There is a general saying, that the higher the return on an investment, the higher the risk of this investment. However, the gross return is not able to provide a realistic statement, since many factors are not taken into account. For a more realistic assessment you should consider the negative cashflow positions, such as the non-transferable operating costs or the maintenance fee. These factors can influence the actual return on the investment, or the actual cashflow quite considerably. Furthermore, the state of the property should be taken into account as well, since planned or unplanned restorations can decrease the ROI (return on investment) at least in the short-term. Additionally, possible financing costs should be kept in mind to calculate the ROI for the property investment.

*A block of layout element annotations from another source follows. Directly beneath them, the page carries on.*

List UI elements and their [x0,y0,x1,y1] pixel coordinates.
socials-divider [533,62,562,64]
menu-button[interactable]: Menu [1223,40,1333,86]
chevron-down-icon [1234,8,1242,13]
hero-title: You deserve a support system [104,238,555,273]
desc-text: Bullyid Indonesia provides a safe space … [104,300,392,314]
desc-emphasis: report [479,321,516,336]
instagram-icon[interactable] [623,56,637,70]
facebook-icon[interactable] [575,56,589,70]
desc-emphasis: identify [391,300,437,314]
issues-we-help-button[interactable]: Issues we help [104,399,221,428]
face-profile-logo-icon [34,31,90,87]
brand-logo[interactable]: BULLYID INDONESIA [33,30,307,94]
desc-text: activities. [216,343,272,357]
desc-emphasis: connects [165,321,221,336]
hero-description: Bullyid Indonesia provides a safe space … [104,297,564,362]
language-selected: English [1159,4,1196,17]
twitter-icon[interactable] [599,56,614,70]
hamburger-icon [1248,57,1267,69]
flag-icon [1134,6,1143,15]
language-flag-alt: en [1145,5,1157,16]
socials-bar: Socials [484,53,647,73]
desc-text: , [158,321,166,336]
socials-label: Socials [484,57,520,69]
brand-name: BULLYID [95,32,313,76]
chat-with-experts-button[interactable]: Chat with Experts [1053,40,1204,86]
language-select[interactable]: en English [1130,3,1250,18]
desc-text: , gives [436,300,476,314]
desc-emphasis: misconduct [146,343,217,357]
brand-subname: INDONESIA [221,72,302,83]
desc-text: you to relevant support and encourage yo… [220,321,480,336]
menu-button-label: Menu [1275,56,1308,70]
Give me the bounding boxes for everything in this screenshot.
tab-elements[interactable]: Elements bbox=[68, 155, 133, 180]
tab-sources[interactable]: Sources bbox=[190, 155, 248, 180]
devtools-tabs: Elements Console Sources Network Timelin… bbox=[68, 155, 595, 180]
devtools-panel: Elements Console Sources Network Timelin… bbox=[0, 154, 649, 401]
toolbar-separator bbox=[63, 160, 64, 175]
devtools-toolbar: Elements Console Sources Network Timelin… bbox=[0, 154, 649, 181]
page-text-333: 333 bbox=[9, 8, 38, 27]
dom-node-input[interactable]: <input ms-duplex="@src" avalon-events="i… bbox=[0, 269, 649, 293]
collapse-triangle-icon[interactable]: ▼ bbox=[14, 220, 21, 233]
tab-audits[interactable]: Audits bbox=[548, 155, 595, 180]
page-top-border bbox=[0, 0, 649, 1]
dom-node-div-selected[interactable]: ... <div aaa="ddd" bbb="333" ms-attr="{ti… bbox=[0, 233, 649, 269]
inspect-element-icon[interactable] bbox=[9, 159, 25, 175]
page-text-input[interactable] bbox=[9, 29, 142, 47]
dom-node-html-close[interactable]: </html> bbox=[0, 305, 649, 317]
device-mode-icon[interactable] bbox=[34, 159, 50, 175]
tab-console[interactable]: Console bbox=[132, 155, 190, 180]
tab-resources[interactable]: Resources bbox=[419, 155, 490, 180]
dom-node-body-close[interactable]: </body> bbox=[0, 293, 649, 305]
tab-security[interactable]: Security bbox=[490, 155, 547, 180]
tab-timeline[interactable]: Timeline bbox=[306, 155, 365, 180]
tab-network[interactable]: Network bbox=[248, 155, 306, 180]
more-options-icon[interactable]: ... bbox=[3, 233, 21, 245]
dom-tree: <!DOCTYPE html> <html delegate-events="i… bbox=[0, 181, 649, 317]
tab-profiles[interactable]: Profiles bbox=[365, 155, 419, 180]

6. How high should the gross return be?

The gross return is a number, that is determined by each investor individually, since it reflects his/her personal investment desires. The gross return is applied as a rough first assessment to pre-select investments. The following questions might be useful for your considerations:
  • Do I want a property investment to grow my capital using a positive cashflow?
  • How important is a long-term increase of the property value to me?
  • Are there high costs up front for restorations or repairs?
  • Do I need financing and if yes how high are the costs?
  • Do I want to have a tax reduction with my property investment?
It is important that you become aware of your individual needs as an investor. Once you've figured that out for yourself, you can start observing the property market and make your own calculations to get a feeling for the current prices and return rates. Please keep in mind, that the gross return is only a rough indicator, since important cashflow factors such as the non-transferable operating costs and maintenance fee are not taken into account. That's why you can sort our property investment search results using the more meaningful net return.